A ce titre l'inverse de l'amour comme religion, et il faut bien en passer par là pour le comprendre, est moins la haine, effectivement, laquelle est acte, prémédité, complot ourdi contre l'humanité de l'autre, négation qui passe toujours par une élaboration discursive préalable, que cette négligence qui est défaite de l'âme, par quoi on laisse se dissoudre le lien. L'Eglise ne s'y est pas trompée qui fit de l'eucharistie le point culminant du rituel : elle est action de grâce et signifie à la fois reconnaissance et accueil. εὐχαριστία avant de prendre la signification théologique et rituelle qui sera la sienne dans le christianisme désigne simplement la grâce, le fait d'être reconnaissant à l'endroit de quelqu'un ; d'être aimable. Elle est, effectivement, ce qui doit, sempiternellement être renouvelé, répété, ritualisé.
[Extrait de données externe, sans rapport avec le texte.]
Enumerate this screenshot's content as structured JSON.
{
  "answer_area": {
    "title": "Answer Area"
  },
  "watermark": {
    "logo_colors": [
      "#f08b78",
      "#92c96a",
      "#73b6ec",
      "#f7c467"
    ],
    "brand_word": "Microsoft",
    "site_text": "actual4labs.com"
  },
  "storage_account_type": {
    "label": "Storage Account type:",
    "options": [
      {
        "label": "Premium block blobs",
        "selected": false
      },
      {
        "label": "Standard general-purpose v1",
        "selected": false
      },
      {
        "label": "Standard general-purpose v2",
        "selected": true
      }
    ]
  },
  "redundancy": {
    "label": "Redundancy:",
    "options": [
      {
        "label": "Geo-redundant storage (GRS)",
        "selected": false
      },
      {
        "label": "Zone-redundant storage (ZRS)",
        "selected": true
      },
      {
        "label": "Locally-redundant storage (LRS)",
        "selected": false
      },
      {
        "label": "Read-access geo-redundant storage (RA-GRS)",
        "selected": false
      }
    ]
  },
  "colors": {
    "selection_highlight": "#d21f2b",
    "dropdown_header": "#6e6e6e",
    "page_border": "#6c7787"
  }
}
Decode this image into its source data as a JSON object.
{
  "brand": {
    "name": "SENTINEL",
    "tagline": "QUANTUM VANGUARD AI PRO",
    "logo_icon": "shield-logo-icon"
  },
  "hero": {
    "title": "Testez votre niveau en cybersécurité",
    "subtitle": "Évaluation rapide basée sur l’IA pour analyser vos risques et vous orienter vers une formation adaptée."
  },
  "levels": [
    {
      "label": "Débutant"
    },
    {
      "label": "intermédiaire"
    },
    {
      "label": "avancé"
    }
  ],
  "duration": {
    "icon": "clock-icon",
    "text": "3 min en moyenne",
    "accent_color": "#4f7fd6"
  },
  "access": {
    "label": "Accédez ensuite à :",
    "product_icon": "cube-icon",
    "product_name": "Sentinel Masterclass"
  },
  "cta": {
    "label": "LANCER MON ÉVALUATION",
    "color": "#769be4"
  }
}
La Cène, à ce titre, si souvent représentée, l'impératif médiéval d'hospitalité qui voulait qu'on réservât une place à table à l'inconnu, au voyageur sont de parfaites synthèses de cet effort à prendre sur soi. Se désaltérer, se restaurer : deux termes qui avouent à merveille combien l'acte alimentaire est moins gain que lutte pour éviter la perte ; est moins ordre qu'effort pour ralentir la désorganisation. Que l'humilité y doive avoir sa part est patent qui barre la route à toute velléité dominatrice ; qu'il y ait quelque chose de tragique dans cette tension qui pousse à l'absolu d'autant mieux qu'elle se sait ne pouvoir l'atteindre jamais est vraisemblable.

J'y vois pour ma part quelque chose de destinal - au sens où Nietzsche pouvait parler d'amor fati : entre la rage totalitaire qui veut tout ramener au même d'une totalité qu'elle puisse maîtriser et l'épuisement qui maintient tout éloigné à égale distance, je perçois les deux bornes extrêmes de l'indifférence.

S'il est quelque chose de religieux dans l'amour c'est ainsi incontestablement d'être une machine à produire de la différence, et de l'y insinuer chaque fois que le même pointe sa menaçante allure.